Consider the following additive model containing a smooth bivariate interaction term:

$$y = f(x,z) + \epsilon$$

where y is a continuous outcome variable, x and z are continuous predictor variables and $$\epsilon$$ is a random error term following a Normal distribution with mean 0 and unknown variance $$\sigma^2$$. Furthermore, $$f$$ is an unknown smooth bivariate function. In R, such a model would be fitted with the commands:

library(mgcv)

model.1 <- gam(y ~ te(x,z), family=gaussian, data=data)


The mgcv help file https://www.rdocumentation.org/packages/mgcv/versions/1.8-24/topics/gam.models mentions that sometimes it is interesting to allow $$f$$ to have a main effects + interaction structure of the form $$f(x,z) = f_1(x) + f_2(z) + f_3(x,z)$$, meaning that the model would be expressed as:

$$y = f_1(x) + f_2(z) + f_3(x,z) + \epsilon$$

and fitted with the R command:

model.1 <- gam(y ~ ti(x) + ti(z) + ti(x,z), family=gaussian, data=data)


Questions

Q1: Generally speaking, under what circumstances would it be interesting to consider the main effects + interaction formulation for a bivariate smooth interaction?
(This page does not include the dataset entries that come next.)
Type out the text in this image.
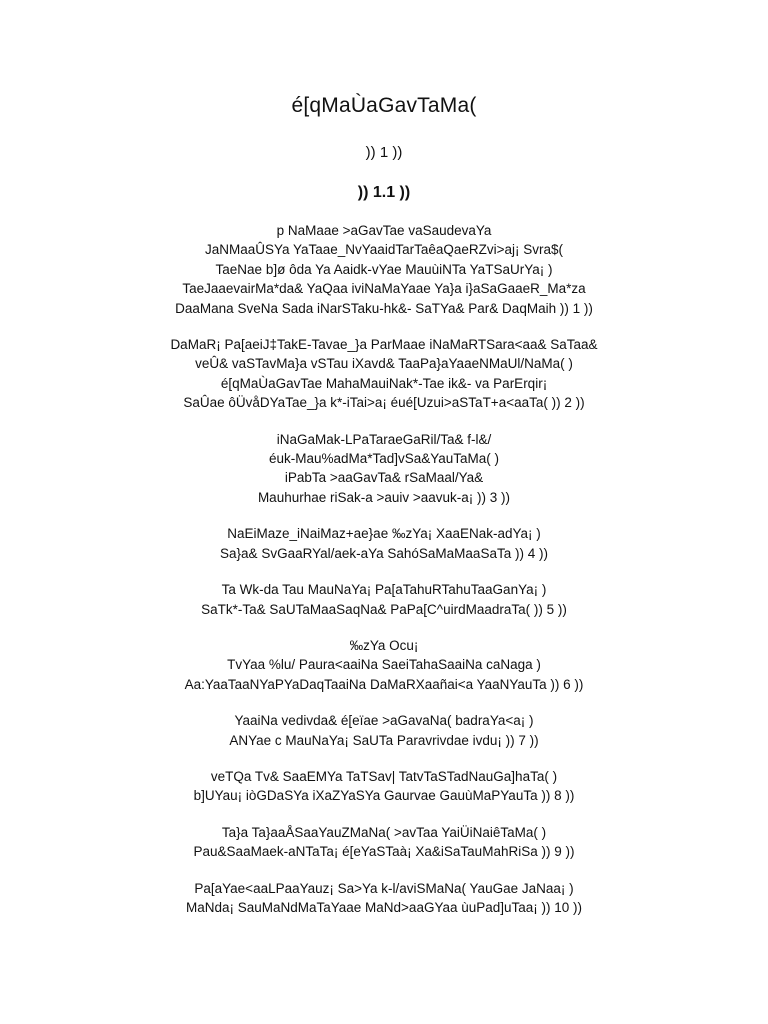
é[qMaÙaGavTaMa(
)) 1 ))
)) 1.1 ))
p NaMaae >aGavTae vaSaudevaYa
JaNMaaÛSYa YaTaae_NvYaaidTarTaêaQaeRZvi>aj¡ Svra$(
TaeNae b]ø ôda Ya Aaidk-vYae MauùiNTa YaTSaUrYa¡ )
TaeJaaevairMa*da& YaQaa iviNaMaYaae Ya}a i}aSaGaaeR_Ma*za
DaaMana SveNa Sada iNarSTaku-hk&- SaTYa& Par& DaqMaih )) 1 ))
DaMaR¡ Pa[aeiJ‡TakE-Tavae_}a ParMaae iNaMaRTSara<aa& SaTaa&
veÛ& vaSTavMa}a vSTau iXavd& TaaPa}aYaaeNMaUl/NaMa( )
é[qMaÙaGavTae MahaMauiNak*-Tae ik&- va ParErqir¡
SaÛae ôÜvåDYaTae_}a k*-iTai>a¡ éué[Uzui>aSTaT+a<aaTa( )) 2 ))
iNaGaMak-LPaTaraeGaRil/Ta& f-l&/
éuk-Mau%adMa*Tad]vSa&YauTaMa( )
iPabTa >aaGavTa& rSaMaal/Ya&
Mauhurhae riSak-a >auiv >aavuk-a¡ )) 3 ))
NaEiMaze_iNaiMaz+ae}ae ‰zYa¡ XaaENak-adYa¡ )
Sa}a& SvGaaRYal/aek-aYa SahóSaMaMaaSaTa )) 4 ))
Ta Wk-da Tau MauNaYa¡ Pa[aTahuRTahuTaaGanYa¡ )
SaTk*-Ta& SaUTaMaaSaqNa& PaPa[C^uirdMaadraTa( )) 5 ))
‰zYa Ocu¡
TvYaa %lu/ Paura<aaiNa SaeiTahaSaaiNa caNaga )
Aa:YaaTaaNYaPYaDaqTaaiNa DaMaRXaañai<a YaaNYauTa )) 6 ))
YaaiNa vedivda& é[eïae >aGavaNa( badraYa<a¡ )
ANYae c MauNaYa¡ SaUTa Paravrivdae ivdu¡ )) 7 ))
veTQa Tv& SaaEMYa TaTSav| TatvTaSTadNauGa]haTa( )
b]UYau¡ iòGDaSYa iXaZYaSYa Gaurvae GauùMaPYauTa )) 8 ))
Ta}a Ta}aaÅSaaYauZMaNa( >avTaa YaiÜiNaiêTaMa( )
Pau&SaaMaek-aNTaTa¡ é[eYaSTaà¡ Xa&iSaTauMahRiSa )) 9 ))
Pa[aYae<aaLPaaYauz¡ Sa>Ya k-l/aviSMaNa( YauGae JaNaa¡ )
MaNda¡ SauMaNdMaTaYaae MaNd>aaGYaa ùuPad]uTaa¡ )) 10 ))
How would we know for a specific data set whether those circumstances were applicable? In particular, are those circumstances supposed to be driven by the data or by the research questions?

Q2: Assuming the circumstances in question are applicable for a data set, what is the interpretation of the main effects $$f_1(x)$$ and $$f_2(z)$$? For example, can we say that $$f_1(x)$$ represents the overall nonlinear effect of $$x$$ on the the outcome variable $$y$$, averaged across the values of $$z$$, while $$f_2(x)$$ represents the overall nonlinear effect of $$z$$ on the outcome variable $$y$$, averaged across the values of $$x$$? Also, would we need to worry in this context about the main smooth effects not necessarily being interpretable in the presence of a smooth interaction?

Q3: What is the interpretation of the smooth interaction term $$f_3(x, z)$$? Intuitively, how is this interpretation different from the interpretation of the smooth interaction term $$f(x, z)$$?

Many thanks for any insights you can share.